Hola a todos!! Tenia una duda sobre esta parte de un termostato, este amplificador sumador no inversor tiene la función de control de ventilador. Se sabe que los valores de R3 y R4 son de 100kΩ, como se ve. 
Mediante un sensor de temperatura, la entrada al circuito es de 250mV/ºC
Con el diodo zener, polarizado en inversa, se consiguen restar 5 V a esa rama de entrada. No estoy muy seguro en esa rama donde estan el diodo zener, R4 y R1 que caida de tensión hay. Supuestamente  (-12-5)V=-17V pero tengo dudas porque hay dos resistencias.

R9 determina la ganancia y R9//R8 debe ser *igual al paralelo de las resistencias de entrada (100kΩ//100kΩ=50kΩ)*

Tiene realimentación negativa asi que hay cortocircuito virtual (V+=V-)

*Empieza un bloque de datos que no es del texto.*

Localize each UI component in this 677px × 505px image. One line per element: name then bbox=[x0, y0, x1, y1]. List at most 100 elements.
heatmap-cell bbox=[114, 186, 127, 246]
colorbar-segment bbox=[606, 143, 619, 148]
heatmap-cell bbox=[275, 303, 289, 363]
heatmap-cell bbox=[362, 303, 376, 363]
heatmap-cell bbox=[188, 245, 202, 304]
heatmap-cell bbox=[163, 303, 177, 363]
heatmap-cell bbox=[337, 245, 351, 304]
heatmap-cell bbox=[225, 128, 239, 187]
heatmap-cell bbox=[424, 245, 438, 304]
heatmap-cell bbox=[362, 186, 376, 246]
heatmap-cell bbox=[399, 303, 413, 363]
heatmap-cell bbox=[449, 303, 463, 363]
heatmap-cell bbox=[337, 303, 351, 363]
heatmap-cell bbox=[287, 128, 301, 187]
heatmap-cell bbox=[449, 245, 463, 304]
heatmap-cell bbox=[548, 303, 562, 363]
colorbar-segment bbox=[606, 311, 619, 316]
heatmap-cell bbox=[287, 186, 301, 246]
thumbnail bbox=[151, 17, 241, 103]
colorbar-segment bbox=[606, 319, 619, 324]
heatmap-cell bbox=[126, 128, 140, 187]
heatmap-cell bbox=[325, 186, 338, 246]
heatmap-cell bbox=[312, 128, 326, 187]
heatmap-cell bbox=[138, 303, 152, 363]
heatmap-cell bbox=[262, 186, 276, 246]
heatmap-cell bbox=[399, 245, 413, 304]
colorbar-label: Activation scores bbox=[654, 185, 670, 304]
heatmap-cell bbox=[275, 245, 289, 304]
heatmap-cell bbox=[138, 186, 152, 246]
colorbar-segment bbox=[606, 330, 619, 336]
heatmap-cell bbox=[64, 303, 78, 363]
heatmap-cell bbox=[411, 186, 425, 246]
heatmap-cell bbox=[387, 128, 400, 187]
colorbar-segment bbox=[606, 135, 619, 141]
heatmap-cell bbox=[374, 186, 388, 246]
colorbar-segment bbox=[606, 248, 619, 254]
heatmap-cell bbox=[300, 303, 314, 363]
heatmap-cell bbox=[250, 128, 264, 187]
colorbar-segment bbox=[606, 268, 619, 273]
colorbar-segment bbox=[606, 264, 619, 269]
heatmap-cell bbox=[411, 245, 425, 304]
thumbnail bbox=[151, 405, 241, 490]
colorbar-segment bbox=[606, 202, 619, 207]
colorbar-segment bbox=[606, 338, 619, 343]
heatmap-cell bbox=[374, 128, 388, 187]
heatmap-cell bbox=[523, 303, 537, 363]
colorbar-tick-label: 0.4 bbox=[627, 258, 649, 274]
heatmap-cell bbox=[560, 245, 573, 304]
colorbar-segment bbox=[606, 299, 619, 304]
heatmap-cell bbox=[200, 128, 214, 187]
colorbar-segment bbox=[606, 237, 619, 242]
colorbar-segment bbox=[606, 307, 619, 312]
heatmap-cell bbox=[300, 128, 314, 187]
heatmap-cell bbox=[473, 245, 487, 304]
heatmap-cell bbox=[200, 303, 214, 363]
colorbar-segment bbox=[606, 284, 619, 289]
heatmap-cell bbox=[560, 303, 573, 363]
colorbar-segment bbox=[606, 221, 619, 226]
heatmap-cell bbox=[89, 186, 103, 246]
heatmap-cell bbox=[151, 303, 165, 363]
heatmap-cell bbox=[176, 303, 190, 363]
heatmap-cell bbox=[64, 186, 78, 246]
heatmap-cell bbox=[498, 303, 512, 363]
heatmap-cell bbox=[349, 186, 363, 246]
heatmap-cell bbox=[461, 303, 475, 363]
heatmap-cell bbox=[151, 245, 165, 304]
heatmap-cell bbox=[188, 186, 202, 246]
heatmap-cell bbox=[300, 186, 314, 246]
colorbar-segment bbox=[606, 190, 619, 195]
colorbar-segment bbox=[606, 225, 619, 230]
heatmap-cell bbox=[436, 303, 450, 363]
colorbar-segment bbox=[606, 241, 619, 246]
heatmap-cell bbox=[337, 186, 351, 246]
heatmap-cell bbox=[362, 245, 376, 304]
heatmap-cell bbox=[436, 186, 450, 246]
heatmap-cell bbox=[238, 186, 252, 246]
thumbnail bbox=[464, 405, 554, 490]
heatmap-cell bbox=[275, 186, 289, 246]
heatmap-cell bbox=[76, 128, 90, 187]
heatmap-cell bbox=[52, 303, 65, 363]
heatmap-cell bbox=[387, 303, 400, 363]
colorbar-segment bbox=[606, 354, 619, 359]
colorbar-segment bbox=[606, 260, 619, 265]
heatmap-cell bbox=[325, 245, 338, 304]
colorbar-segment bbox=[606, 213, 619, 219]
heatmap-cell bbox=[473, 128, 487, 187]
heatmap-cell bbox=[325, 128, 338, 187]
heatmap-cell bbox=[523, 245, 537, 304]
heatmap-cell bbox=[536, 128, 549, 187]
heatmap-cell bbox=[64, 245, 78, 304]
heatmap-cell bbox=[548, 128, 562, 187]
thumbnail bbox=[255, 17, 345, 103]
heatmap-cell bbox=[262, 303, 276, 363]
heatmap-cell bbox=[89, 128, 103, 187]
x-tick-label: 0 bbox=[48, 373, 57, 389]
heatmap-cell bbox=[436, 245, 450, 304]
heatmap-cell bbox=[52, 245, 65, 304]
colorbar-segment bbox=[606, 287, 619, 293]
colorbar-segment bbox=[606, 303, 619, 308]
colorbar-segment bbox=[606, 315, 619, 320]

El problema es que no se como conseguir que la tensión de salida siga la siguiente expresión
*V=(T-20)(Voltios) *donde T es la temperatura en grados centígrados.
Si alguien me diera una pista, para conseguir los valores de los componentes que faltan y como conseguir que se cumpla la expresión lo agradecería muchisimo.
Saludos y gracias!!


----------



## Tilo (Sep 3, 2007)

Ya no me hace falta, de todos modos si alguien tenia una duda en ello que conteste aqui. Saludos


----------



## Tilo (Sep 3, 2007)

Y una cosa que no esta bien en el dibujo, el R8 va a tierra, porque la impedancia en la entrada al amplificador es idealmente infinita y no tendría sentido.


----------